Erst dann weitete sie sich auch auf Wege der Datenfernübertragung per Modem und Telefonleitung aus, um die Software weltweit besser und koordinierter verbreiten zu können. Die Verbreitung fand anfangs nur über geschlossene, ausschließlich den Szenemitgliedern zugängliche Netzwerke statt.
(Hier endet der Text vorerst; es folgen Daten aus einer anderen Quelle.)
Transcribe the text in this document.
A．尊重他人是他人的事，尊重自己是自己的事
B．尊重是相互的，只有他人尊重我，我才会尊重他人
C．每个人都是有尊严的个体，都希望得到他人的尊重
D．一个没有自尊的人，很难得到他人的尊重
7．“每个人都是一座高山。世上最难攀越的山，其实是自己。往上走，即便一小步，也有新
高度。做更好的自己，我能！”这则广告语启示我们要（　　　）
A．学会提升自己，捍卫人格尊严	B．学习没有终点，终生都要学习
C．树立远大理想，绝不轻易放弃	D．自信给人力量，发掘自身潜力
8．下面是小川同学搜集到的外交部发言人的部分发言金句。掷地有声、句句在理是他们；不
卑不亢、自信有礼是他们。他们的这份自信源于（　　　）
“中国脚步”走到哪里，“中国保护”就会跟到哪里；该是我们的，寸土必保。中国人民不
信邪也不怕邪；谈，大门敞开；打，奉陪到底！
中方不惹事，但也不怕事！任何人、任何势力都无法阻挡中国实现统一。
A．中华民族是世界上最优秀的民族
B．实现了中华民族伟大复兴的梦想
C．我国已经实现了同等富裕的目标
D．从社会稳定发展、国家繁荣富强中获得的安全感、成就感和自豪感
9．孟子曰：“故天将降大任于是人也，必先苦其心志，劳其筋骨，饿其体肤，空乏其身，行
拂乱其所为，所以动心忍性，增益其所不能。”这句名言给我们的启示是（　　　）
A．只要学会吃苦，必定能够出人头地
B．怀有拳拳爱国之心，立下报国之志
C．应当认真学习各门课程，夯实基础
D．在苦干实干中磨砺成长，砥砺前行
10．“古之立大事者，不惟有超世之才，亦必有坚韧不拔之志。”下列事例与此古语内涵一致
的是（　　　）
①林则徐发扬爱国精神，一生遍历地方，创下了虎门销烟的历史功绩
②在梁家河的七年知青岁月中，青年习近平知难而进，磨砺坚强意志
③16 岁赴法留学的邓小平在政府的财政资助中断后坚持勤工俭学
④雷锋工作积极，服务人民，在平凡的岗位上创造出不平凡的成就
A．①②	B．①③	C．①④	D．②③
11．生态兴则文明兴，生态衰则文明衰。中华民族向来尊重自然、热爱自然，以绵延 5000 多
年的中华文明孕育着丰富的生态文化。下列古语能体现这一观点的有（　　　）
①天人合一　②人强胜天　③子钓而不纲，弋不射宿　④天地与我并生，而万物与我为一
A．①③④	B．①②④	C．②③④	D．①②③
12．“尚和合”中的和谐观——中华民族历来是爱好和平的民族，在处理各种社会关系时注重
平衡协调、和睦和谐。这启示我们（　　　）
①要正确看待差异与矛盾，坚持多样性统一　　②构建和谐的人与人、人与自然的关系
Die Szene wählte sich mit Modems in spezielle Systeme, sogenannte Bulletin Board Systems (BBS) ein, und verbreitete dort täglich gecrackte Software. „Bulletin Board Systems, most often known by the (…) acronym „BBS,“ are the life-blood of the digital underground“.[1] Das Board bot den Mitgliedern in erster Linie die Möglichkeit, Dateien abzuladen und untereinander zu verbreiten.[2] Darüber hinaus konnten sie sich nun über die neusten Ereignisse der Szene austauschen und über neu veröffentlichte Raubkopien diskutieren.[3] Der Zugang durch Außenstehende wurde durch zahlreiche, sich ständig ändernde Zugangspasswörter in hohem Maße erschwert.[4]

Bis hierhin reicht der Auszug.